A Bishop who refused to convert to Islam and was killed for this refusal beatified as a martyr.
According to media reports, Bishop Flavianus Michael Malke (Melki) was beaten and beheaded after he refused to convert to Islam. He was beatified as a martyr on August 29 at the Patriarchal Convent of Our Lady of Deliverance in Harissa, Lebanon.
Cardinal Angelo Amato, told the Vatican Radio that “today, as it was 100 years ago, darkness has fallen in many countries of ancient Christian civilization: the faithful are discriminated against, persecuted, expelled, killed; their houses are not marked with the blood of the Passover lamb to be saved, but with the red ‘Nu,’ for Nasrani or ‘one belonging to the Nazarene,’ meaning Christians, as the mark of their sentence.”
“As it was one hundred years ago, at the time of the martyrdom of Bishop Melki, Christians are denied every liberty, they are forced to leave their homeland, or to convert or die,” he added. “In fact, death reigns supreme in the persecutors’ minds and hearts of stone, who cannot stand the Christian civilization of liberty, respect for others, fraternity, justice, charity.”

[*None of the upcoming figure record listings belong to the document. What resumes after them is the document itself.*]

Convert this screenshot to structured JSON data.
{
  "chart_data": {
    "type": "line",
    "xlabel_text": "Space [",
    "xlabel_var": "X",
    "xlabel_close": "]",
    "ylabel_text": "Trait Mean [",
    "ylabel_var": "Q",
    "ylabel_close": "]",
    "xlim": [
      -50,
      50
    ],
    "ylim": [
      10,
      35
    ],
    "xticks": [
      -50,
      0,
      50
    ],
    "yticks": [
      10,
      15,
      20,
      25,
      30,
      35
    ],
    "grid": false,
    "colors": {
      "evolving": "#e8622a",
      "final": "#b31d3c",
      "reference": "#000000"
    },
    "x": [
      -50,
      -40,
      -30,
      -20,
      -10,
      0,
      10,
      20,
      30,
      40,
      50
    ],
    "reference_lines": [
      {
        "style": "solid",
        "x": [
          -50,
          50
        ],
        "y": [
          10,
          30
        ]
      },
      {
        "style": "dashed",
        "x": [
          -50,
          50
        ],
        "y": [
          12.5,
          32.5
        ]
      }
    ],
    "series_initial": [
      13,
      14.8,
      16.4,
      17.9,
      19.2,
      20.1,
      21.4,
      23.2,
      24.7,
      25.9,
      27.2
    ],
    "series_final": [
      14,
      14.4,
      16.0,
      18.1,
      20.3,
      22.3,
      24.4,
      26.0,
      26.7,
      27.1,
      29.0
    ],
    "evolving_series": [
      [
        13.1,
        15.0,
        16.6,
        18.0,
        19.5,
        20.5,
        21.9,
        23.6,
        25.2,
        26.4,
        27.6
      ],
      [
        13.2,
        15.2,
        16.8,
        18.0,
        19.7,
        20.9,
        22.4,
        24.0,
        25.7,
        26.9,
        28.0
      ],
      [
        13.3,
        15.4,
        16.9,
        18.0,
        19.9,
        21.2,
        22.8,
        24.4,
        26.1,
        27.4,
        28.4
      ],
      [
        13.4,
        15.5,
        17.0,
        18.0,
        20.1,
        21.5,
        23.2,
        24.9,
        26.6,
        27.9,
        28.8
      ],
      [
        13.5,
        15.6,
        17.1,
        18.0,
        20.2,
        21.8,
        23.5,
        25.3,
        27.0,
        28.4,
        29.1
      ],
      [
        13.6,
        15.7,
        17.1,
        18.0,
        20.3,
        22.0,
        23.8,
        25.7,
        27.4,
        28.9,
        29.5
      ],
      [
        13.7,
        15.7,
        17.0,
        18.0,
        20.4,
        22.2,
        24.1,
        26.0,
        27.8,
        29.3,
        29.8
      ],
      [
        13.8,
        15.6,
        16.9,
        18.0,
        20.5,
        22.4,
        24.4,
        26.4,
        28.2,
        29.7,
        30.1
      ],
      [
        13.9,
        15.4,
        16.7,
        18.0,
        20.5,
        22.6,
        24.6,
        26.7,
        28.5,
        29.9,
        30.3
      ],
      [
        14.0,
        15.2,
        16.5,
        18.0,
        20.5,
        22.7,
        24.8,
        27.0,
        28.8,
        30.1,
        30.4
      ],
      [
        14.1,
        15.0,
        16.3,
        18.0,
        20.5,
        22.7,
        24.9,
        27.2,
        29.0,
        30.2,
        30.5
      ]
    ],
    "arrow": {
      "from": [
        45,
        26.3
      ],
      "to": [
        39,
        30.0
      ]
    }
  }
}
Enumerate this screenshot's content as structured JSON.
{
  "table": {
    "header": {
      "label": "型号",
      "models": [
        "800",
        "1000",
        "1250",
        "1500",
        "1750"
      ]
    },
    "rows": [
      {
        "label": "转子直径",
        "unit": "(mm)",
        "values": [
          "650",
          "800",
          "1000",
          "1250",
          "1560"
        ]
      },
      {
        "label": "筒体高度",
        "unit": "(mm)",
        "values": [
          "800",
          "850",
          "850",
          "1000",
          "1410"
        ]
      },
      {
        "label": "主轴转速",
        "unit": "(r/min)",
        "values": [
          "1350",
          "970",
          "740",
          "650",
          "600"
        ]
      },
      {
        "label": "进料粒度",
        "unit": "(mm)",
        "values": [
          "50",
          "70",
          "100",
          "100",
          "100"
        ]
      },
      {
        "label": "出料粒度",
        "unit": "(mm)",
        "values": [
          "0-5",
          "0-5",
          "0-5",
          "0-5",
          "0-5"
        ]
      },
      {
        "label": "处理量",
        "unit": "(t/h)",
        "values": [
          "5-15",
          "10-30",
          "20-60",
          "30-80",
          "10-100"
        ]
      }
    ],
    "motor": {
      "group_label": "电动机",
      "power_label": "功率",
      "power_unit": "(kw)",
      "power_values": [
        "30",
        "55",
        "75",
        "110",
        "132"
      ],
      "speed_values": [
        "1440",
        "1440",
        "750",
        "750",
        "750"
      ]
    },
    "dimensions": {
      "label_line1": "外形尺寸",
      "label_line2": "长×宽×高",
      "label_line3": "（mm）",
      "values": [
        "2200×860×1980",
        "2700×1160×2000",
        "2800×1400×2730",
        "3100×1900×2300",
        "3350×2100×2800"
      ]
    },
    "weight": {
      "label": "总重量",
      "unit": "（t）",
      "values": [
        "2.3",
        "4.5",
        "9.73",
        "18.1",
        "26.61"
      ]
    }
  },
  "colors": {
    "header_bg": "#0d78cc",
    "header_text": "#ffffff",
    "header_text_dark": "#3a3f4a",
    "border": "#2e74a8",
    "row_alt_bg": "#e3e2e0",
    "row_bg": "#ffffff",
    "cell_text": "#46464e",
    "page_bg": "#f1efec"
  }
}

Moreover, on August 30 Pope Francis paid tribute to Bishop Flavianus Michael Malke (Melki) saying,“In the context of a terrible persecution of Christians, he was a tireless defender of the rights of his people, urging all to remain firm in the faith,” the Pope told the crowds that had gathered in St. Peter’s Square. “Even today, dear brothers and sisters, in the Middle East and other parts of the world, Christians are persecuted. There are more martyrs than there were in the first centuries.”

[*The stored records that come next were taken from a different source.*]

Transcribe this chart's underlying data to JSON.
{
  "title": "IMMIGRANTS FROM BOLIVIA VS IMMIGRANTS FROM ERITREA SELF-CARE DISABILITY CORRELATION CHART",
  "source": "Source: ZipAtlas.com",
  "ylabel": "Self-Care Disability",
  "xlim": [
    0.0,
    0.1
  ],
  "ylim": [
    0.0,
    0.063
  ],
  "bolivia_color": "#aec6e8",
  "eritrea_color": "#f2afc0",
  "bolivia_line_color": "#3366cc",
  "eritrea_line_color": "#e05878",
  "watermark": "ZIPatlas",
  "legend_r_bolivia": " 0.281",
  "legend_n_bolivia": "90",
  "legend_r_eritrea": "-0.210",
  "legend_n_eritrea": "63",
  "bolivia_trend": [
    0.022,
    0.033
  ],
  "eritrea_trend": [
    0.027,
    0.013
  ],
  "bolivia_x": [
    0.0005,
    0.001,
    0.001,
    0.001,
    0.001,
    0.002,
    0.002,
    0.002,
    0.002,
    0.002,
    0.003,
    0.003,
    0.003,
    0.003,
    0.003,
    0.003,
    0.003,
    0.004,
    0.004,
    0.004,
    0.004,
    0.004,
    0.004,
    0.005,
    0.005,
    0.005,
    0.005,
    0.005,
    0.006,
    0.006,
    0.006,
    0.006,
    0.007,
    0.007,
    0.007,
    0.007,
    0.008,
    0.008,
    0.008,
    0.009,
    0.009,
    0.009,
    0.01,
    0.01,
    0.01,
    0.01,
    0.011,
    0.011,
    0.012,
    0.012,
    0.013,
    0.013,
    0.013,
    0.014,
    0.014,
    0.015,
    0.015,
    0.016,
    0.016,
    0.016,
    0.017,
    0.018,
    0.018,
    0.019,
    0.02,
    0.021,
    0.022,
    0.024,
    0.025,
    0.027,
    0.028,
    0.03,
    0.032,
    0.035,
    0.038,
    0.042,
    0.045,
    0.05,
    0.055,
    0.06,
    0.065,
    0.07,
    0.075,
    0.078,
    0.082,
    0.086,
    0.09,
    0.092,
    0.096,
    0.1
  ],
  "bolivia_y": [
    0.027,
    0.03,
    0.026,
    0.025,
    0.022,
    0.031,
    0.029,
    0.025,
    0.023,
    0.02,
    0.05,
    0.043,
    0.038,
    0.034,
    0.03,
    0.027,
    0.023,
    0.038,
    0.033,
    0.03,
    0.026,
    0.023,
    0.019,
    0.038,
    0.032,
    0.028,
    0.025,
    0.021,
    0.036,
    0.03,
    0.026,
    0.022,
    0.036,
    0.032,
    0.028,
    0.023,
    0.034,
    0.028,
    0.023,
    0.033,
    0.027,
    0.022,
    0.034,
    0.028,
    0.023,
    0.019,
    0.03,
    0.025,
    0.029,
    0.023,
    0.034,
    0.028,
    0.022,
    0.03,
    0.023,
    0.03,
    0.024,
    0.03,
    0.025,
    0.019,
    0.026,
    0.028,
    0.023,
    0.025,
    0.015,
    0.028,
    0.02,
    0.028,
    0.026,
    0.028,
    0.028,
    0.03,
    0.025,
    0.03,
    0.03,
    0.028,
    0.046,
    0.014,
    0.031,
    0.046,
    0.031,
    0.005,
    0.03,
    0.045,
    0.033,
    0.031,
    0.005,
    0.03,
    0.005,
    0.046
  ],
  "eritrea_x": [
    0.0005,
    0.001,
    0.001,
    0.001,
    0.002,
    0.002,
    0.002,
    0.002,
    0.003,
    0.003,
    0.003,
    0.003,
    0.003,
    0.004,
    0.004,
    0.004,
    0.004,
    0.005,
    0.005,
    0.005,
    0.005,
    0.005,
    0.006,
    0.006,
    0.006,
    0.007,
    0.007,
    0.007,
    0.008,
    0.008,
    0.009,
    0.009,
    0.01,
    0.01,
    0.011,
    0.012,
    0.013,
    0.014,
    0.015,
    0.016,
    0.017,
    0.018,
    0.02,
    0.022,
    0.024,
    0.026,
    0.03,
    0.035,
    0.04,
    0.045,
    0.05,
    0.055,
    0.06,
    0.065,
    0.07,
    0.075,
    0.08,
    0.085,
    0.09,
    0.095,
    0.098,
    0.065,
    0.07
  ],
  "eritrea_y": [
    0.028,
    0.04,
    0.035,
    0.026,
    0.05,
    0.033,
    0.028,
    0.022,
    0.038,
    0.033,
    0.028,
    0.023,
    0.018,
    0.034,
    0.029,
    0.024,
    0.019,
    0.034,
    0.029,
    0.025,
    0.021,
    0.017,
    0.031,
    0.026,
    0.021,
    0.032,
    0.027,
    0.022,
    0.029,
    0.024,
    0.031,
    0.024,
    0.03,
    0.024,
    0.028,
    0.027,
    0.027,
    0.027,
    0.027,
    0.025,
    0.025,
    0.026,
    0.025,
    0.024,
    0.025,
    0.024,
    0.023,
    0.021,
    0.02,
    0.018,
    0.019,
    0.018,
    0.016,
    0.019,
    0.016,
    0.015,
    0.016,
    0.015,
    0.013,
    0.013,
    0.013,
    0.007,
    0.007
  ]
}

“May the beatification of this bishop-martyr instill in them consolation, courage, and hope,” he added. “Let it also be a stimulus to legislators and government leaders to insure religious freedom everywhere, and to the international community to put an end to violence and oppression.”
Bishop Flavianus Michael Malke (Melki) was born in 1858, and ordained to the priesthood in 1883 and was ordained the Syriac Catholic bishop of Gazireh (now Cizre, Turkey) in 1913. He perished two years later in the Assyrian genocide.